Never. And why should I? They’re powerless. They’re nothing more than a glorified fraternity. They have no power to stop people from writing/reporting whatever they want to say. Oh, sure, they can kick you out of their little fraternity, and presumably some people might be down in the mouth about that, but there’s a difference here between the SPJ and real professional state boards of professionals:

You can’t sue a journalist for malpractice.

Who says so? The SPJ that you cite:

“The SPJ Code of Ethics is voluntarily embraced by thousands of journalists, regardless of place or platform, and is widely used in newsrooms and classrooms as a guide for ethical behavior. The code is intended not as a set of “rules” but as a resource for ethical decision-making. It is not — nor can it be under the First Amendment — legally enforceable.”

That’s it. That’s where the rubber meets the road. All the talk, blather and BS that journalists put forth about their “profession” and their precious “code of ethics” is utter noise.

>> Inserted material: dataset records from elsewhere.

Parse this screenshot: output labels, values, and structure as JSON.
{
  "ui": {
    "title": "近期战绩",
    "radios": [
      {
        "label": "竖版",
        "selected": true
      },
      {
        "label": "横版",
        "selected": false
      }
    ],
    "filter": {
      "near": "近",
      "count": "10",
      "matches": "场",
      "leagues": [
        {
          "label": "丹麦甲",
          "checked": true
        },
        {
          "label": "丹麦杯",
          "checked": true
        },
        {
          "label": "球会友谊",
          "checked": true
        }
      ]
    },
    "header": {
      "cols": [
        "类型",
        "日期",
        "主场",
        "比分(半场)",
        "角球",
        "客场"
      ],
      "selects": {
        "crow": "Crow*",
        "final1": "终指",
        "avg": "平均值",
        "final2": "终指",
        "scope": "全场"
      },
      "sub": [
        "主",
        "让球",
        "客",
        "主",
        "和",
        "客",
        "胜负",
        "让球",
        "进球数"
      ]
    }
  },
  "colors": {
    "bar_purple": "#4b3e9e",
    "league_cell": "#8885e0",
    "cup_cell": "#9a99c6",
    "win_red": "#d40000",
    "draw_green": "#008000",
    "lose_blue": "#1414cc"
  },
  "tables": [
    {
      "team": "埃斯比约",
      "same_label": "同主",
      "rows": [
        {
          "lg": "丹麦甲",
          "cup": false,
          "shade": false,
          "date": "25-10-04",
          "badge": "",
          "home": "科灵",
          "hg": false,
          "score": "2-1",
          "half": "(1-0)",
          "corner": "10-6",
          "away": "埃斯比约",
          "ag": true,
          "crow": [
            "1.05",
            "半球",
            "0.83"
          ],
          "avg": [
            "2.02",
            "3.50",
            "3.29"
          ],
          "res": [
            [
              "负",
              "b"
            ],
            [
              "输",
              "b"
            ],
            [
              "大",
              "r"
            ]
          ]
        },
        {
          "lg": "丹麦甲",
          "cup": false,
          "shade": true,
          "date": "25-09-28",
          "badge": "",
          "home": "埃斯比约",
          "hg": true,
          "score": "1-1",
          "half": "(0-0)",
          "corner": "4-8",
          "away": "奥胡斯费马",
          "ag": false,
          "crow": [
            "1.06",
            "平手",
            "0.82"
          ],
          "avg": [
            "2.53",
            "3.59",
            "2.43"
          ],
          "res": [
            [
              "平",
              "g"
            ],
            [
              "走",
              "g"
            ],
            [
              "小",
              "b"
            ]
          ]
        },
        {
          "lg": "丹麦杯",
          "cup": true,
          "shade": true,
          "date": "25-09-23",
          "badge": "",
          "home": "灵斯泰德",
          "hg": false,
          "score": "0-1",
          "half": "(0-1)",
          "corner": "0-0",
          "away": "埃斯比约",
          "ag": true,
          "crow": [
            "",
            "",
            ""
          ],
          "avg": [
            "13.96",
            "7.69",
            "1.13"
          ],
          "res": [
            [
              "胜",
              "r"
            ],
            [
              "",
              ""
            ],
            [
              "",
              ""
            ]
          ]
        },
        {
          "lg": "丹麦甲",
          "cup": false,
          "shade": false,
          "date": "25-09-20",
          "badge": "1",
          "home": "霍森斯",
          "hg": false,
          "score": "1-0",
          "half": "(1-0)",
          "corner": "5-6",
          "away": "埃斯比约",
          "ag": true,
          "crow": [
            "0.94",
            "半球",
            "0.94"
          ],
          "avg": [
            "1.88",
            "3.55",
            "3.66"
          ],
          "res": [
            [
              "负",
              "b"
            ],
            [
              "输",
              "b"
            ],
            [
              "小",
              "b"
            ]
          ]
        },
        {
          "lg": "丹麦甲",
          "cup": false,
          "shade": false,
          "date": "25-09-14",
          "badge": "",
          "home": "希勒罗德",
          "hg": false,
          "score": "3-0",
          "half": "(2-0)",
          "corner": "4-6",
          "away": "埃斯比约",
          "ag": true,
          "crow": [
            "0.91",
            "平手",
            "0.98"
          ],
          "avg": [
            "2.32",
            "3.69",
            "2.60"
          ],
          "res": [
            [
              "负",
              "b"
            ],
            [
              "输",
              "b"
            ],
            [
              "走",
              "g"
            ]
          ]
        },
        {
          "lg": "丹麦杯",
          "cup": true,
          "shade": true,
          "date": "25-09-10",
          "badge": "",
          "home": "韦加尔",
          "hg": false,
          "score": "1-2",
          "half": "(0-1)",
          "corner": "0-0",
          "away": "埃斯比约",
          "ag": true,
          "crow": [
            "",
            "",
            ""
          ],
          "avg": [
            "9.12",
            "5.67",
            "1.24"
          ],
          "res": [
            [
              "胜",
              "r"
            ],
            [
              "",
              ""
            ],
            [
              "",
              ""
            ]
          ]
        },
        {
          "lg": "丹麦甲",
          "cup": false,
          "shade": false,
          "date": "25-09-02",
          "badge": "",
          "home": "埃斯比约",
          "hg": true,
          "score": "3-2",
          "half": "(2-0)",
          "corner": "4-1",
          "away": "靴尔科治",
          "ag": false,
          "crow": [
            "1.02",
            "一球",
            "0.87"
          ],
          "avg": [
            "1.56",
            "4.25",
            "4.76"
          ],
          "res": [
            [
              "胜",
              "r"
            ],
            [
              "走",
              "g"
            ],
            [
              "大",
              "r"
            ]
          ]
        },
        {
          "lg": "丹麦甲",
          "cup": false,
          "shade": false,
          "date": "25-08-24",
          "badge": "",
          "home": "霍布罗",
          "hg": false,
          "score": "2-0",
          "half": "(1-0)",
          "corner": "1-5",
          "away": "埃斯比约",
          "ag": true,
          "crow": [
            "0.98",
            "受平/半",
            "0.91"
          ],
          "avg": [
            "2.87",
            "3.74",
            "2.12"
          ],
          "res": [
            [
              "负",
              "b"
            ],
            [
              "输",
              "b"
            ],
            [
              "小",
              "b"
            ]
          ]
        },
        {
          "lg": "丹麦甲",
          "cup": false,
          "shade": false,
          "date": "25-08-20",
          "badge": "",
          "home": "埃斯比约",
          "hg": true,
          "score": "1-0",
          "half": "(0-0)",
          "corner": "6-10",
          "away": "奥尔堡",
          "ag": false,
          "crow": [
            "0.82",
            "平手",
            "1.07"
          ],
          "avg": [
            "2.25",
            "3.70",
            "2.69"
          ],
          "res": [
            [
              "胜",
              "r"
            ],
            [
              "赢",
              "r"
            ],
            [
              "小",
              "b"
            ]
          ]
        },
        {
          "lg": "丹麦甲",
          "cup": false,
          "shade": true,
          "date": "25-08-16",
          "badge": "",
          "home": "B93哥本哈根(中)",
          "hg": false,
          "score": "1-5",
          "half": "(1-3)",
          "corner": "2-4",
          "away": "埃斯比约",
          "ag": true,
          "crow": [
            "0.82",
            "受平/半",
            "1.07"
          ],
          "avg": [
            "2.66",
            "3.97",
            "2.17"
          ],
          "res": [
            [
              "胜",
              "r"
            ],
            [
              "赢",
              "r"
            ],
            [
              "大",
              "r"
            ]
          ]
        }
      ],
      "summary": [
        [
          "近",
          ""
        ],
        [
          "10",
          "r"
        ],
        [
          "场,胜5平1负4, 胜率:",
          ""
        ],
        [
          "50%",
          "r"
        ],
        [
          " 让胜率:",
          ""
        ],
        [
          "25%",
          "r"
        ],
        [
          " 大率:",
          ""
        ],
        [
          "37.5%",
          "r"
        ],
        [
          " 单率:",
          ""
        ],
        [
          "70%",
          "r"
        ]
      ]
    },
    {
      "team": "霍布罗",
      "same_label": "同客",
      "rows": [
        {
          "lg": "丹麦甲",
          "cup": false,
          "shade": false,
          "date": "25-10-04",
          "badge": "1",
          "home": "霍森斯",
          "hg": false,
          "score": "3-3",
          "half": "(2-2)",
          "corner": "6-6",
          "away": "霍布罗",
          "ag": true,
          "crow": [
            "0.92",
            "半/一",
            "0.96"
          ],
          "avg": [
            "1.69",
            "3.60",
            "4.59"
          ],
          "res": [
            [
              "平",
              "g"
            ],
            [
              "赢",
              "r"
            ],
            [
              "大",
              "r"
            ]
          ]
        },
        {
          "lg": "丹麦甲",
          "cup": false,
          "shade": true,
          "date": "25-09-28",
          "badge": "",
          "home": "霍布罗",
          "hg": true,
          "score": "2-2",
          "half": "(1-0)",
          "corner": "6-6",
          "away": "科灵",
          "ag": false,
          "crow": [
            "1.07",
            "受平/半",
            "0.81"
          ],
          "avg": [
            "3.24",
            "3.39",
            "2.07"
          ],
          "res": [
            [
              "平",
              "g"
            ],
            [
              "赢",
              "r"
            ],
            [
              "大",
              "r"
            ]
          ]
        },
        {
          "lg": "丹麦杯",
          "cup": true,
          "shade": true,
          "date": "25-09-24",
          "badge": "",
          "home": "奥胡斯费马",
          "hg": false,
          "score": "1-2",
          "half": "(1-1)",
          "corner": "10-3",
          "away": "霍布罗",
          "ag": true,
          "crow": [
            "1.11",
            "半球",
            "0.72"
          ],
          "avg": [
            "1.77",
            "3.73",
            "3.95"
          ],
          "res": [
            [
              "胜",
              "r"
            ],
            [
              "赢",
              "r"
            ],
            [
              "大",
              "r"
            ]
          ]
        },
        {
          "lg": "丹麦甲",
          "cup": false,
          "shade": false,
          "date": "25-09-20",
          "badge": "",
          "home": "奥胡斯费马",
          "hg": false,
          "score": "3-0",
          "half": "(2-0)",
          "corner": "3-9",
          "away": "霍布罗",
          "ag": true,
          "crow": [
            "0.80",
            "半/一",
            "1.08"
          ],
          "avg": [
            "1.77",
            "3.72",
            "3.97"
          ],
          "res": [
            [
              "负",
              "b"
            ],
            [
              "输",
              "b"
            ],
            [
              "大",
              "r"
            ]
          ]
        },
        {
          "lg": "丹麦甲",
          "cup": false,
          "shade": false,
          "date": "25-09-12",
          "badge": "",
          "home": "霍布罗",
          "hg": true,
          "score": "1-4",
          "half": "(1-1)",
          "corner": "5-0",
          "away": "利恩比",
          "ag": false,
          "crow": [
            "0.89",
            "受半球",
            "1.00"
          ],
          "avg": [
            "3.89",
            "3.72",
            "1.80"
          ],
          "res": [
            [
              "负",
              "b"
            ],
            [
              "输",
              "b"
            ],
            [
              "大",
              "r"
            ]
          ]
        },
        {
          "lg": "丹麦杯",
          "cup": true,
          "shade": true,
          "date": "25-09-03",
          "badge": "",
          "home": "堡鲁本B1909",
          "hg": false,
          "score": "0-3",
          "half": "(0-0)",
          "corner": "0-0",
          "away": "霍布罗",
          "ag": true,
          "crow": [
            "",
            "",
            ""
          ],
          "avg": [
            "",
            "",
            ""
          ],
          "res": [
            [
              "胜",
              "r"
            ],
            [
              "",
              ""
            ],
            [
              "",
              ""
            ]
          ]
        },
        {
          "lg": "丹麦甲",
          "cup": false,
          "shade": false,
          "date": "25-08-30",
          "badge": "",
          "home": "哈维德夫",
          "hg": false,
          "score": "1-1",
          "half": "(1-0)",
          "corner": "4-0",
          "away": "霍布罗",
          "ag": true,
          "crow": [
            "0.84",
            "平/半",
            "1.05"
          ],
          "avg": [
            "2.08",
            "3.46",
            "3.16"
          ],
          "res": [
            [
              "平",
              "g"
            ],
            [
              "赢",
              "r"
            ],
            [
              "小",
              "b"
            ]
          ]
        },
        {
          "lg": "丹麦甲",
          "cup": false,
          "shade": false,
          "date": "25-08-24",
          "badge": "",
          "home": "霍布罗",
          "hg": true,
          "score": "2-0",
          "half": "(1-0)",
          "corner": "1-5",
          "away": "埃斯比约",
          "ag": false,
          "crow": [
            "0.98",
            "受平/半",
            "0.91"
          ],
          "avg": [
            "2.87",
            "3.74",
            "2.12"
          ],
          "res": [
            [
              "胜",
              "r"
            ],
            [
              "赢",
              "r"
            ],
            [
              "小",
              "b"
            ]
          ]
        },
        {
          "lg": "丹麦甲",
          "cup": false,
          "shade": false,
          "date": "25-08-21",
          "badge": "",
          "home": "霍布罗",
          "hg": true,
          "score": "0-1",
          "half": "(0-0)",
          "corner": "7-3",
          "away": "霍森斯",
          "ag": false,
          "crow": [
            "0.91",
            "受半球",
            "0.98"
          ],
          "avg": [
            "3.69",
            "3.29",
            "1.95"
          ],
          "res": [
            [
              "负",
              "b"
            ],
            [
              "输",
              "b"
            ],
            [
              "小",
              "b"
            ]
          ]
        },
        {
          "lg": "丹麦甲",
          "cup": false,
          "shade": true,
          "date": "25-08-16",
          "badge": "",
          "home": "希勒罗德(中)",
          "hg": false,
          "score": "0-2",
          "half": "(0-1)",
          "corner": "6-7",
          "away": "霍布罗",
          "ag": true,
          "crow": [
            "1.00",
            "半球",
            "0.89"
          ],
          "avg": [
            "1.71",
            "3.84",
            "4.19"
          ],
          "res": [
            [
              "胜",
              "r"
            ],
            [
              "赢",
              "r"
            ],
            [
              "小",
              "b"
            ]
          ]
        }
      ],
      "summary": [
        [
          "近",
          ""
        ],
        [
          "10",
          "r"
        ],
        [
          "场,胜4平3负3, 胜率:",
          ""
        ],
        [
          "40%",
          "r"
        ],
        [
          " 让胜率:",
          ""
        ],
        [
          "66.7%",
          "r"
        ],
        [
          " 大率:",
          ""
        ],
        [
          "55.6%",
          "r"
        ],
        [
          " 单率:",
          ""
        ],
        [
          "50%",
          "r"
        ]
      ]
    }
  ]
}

When a doctor, lawyer, engineer, CPA, etc commits acts of malpractice, whether through negligence, fraud or intentional harm, they a) will have a hearing in front of their state board, and stand a real chance to lose their license, b) without their license, they can no longer practice medicine/law/engineering/public accounting, c) are subject to strict liability in civil court, d) if they don’t have professional malpractice insurance, they’re going to have to pay.

A doctor/lawyer/engineer/CPA doesn’t have to “voluntarily” adhere to their code of ethics. They have to adhere or suffer punitive sanctions or possible loss of license.

When I can sue a journalist for malpractice (not libel or slander, but MALPRACTICE) and they suffer loss of their career and a loss in court that awards restitution and punitive damages, call me.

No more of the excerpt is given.